全国規模の情報網を敷いたお方にしては、あまりにも効率が悪い。彼は、本気で中央に乗り出すつもりなどありません。君たち家臣が、同じ夢を共有して仲良くしてくれれば、それでいいのです」
顔面蒼白になる出浦盛清に回復する時間を与えるために、竹中半兵衛は服部半蔵に少し振る。
「松平様は、初めからその方針を明言された。過不足ない、良い国主です。家臣たちを団結させる為に、無用の嘘を吐いて戦を繰り返す羽目になった信玄公を、反面教師にしているのでしょう」
「はい。無用の戦は、絶対に許さない方です」
自分の主君を褒められて嬉しい反面、半蔵は盛清の反応が心配で心配で堪らない。
(俺が盛清の立場なら、この天才軍師を殺しているかも)
半蔵の見立てよりも、盛清は我慢強かった。
「…お屋形様は、竹中殿が如何なる返答をするのか、楽しみにしております。竹中殿の語る言葉そのものが、某がお屋形様に持ち帰る土産です」
押し殺した分、殺意が視線に乗って、天才軍師の全身を面で射抜く。
「そのままお伝えしますので、お屋形様の反応が楽しみデス」
竹中半兵衛は、顔に汗を数滴流しながら、ニッコリと結ぶ。
「いいですとも。信玄公が笑って許してくれない場合は、服部半蔵に守ってもらいますから」
(何、都合の良い事を言ってんの、こいつ)
鬼面になった半蔵にも睨まれているのに、天才軍師は爽やかスマイルを崩さずに、問題転嫁を果たす。

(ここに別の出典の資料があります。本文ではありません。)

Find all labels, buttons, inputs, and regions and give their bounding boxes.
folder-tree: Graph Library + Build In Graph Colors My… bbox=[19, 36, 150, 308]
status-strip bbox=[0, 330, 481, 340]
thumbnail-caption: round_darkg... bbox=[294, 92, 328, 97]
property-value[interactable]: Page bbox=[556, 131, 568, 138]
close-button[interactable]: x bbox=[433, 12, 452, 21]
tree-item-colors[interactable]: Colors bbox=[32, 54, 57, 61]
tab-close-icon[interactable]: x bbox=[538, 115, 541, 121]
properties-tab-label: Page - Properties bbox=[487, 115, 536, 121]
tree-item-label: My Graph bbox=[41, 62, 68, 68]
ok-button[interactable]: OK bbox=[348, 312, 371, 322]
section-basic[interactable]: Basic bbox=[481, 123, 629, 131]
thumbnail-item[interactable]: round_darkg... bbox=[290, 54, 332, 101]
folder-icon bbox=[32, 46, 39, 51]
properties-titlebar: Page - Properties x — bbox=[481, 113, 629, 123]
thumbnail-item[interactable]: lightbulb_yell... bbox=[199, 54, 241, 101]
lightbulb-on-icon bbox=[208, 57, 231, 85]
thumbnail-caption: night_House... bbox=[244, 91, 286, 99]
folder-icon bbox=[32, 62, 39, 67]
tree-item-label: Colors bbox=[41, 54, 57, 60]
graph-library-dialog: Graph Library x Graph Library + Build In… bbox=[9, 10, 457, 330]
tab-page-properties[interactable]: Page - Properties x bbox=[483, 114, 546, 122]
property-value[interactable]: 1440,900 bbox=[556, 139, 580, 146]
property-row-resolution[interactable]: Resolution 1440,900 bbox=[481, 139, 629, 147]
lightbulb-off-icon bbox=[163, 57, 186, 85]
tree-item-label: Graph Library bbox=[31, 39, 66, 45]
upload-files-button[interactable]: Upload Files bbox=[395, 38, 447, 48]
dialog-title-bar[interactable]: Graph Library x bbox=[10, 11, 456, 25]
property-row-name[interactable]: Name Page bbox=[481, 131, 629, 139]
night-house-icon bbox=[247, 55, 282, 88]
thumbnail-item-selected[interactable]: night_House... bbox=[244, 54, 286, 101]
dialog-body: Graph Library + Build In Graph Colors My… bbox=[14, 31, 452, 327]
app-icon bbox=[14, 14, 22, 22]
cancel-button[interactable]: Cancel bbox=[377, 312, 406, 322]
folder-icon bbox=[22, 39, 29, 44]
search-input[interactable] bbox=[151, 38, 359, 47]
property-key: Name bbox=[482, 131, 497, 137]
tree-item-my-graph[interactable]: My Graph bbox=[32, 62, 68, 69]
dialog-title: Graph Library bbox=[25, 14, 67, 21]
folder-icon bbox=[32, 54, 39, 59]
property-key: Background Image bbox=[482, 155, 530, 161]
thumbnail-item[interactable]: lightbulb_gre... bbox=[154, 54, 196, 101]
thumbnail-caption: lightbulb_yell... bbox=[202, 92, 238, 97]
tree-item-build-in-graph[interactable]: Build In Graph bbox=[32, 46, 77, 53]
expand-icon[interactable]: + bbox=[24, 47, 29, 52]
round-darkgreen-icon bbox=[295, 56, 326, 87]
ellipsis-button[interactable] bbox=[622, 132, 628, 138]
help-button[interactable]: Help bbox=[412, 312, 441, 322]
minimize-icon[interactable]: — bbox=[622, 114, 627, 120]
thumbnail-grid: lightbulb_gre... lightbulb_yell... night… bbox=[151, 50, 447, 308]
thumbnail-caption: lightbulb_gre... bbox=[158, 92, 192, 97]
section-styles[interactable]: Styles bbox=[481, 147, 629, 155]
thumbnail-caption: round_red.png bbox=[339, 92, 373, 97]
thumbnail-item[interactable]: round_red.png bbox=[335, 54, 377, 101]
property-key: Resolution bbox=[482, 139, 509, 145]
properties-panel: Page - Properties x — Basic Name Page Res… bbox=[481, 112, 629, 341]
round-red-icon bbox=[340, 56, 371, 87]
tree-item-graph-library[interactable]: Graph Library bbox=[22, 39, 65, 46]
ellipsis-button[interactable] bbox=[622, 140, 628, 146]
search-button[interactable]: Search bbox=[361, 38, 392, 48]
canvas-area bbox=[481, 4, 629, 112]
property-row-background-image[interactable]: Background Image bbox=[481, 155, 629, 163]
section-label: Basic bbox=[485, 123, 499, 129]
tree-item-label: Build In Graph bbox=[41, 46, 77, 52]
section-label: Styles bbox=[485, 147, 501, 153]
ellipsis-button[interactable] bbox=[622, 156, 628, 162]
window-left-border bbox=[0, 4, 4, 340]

「私を殺したくなったら、まずは服部半蔵を倒すといい。私と半蔵殿は、舅を同じくする義理の兄弟。服部半蔵が、弟の危機を見逃すはずがない!」
盛清は、本気にして半蔵を見据える。
「ま、そうなるな」
「いや、直接こいつを狙えばいいじゃなイカ。今。今!」
半蔵の現実的でリーズナブルな主張にも拘わらず、盛清は半蔵だけを見据える。
「竹中半兵衛の口車に乗るのは癪だし、今直ぐ此奴の舌先を脊髄ごと引っこ抜いてやれたら痛快だろう。だが…我々は、どの道、戦う仲だ」
庭に、不自然に霧が満ちる。
霧に紛れて、出浦盛清は一瞬で姿を消す。
不自然な霧が晴れた時、出浦盛清は城壁の上に居た。
「服部半蔵」
出浦盛清は、手にした小柄から、誰かさんから剃った片眉を払う。
竹中半兵衛は、指で左眉の消失を確認する。
(ラッキー! これだけで済んだ)
片眉を気にするタマではなかった。
「お屋形様への礼儀と、俺への気遣いに免じて、お前が小牧山城に帰るまでは、一切手出しをしない。濃姫を届けて城外に出た途端、敵として最優先で処置する」
宣戦布告をすると、出浦盛清は城外に跳躍する。
半蔵が後を追って一飛びで城壁に上がると、簡易パラシュートで麓へと着地する出浦盛清が見えた。
「あー、やだ。霧隠れの相手なんかしたくない」
半蔵が、珍しく心底から愚痴った。